Category learning drives neural repulsion initially but integration at a delay
Poster Session C - Sunday, March 30, 2025, 5:00 – 7:00 pm EDT, Back Bay Ballroom/Republic Ballroom
Marlie Tandoc1 (tandoc@sas.upenn.edu), Sarah Solomon1,2, Ashley Williams1, Alex Gordienko1, Jacob Parker1, Anna Schapiro1; 1University of Pennsylvania, 2Binghamton University
There has been accumulating evidence in the memory literature of a striking neural repulsion effect, where learning associations between highly similar items can drive their representations apart. These findings stand in contrast with work suggesting that we represent the commonalities across related items, especially with consolidation. Here we investigate the tension between these phenomena in a category learning task, where item similarity and task structure could motivate both integration and differentiation, measuring representations initially and after a period of consolidation.

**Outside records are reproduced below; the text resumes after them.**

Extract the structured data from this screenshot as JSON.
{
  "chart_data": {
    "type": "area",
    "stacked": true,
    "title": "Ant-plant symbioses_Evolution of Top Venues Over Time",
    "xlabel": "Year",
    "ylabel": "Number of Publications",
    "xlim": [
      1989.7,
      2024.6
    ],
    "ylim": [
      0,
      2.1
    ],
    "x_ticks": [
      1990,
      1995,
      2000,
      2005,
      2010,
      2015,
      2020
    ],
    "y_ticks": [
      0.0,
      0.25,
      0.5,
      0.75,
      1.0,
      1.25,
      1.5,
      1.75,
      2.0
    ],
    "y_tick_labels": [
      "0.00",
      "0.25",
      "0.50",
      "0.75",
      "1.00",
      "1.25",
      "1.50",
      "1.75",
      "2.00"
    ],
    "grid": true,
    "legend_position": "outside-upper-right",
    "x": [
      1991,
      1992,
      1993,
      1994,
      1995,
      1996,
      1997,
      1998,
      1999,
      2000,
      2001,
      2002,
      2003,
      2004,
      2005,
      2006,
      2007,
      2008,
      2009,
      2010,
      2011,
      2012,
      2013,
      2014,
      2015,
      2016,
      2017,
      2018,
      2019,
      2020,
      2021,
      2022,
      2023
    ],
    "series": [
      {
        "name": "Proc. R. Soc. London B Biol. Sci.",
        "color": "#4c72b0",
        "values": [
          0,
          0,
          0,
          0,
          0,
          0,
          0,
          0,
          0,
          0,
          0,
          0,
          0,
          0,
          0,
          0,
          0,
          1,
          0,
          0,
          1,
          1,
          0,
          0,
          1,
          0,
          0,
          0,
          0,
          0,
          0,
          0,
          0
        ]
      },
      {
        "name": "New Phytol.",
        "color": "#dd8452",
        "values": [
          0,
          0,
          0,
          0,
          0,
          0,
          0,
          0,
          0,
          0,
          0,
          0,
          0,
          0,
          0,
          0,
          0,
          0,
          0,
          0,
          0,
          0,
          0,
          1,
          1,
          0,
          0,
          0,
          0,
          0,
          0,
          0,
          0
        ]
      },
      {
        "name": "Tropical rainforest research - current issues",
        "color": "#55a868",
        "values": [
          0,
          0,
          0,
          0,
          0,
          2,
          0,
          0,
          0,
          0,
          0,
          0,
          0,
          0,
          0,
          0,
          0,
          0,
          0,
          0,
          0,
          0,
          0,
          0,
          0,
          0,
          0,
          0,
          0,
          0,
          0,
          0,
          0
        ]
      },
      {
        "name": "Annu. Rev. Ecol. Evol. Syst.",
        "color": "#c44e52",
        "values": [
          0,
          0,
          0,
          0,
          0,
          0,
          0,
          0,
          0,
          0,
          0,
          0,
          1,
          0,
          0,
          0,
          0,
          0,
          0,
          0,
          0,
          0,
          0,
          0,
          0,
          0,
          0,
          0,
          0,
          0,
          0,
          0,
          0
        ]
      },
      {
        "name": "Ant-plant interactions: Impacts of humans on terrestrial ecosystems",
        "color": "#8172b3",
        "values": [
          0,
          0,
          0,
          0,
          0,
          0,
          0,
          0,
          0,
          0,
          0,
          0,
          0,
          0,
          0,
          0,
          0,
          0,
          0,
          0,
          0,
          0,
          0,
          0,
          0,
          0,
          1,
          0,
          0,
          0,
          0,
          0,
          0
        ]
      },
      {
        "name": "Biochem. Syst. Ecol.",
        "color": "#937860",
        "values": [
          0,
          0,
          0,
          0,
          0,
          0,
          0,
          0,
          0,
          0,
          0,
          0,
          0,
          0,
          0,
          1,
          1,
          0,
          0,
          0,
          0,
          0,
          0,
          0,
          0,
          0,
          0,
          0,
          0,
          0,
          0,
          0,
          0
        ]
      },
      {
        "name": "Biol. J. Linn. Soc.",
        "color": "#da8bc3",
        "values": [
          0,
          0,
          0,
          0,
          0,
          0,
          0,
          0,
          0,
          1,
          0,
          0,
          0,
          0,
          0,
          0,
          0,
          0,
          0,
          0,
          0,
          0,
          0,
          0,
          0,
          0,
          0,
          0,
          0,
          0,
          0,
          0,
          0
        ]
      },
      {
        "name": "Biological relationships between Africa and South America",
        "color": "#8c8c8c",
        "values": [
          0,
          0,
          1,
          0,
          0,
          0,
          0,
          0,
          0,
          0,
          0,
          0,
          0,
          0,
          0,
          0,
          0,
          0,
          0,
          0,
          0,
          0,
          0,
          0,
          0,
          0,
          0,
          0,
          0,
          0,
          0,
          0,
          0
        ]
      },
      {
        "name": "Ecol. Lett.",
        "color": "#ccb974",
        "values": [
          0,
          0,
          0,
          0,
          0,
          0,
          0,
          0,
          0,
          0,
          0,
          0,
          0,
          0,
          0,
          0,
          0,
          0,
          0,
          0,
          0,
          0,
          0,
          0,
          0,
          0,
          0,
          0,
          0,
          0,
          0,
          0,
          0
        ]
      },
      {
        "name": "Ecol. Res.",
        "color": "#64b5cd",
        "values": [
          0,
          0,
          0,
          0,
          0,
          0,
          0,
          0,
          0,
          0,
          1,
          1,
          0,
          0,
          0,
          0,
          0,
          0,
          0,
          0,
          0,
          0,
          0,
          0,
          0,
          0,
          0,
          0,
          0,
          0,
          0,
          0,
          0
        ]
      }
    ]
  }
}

Thirty two participants learned novel flower categories, where each flower had petal types shared with category members as well as a unique petal. In an fMRI scan immediately after learning, we found that the hippocampus represented flowers from the same category as more dissimilar than flowers from different categories, consistent with other remarkable findings of repulsion in the literature. In the precuneus, this repulsion manifested at the feature level, with unique petals exhibiting lower similarity to others in the same category. After a 1-2 week delay, the repulsion effects vanished and there was instead evidence of integration in other cortical regions, including the anterior temporal lobe. Behaviorally, the delay resulted in forgetting of individual items but persistence of category knowledge. The findings suggest that the initial ability to differentiate highly similar information may be supported by an exaggeration of their differences, but that neither the detailed memory nor the differentiated representations persist over time, giving way to integration that might support a more generalized understanding of the environment.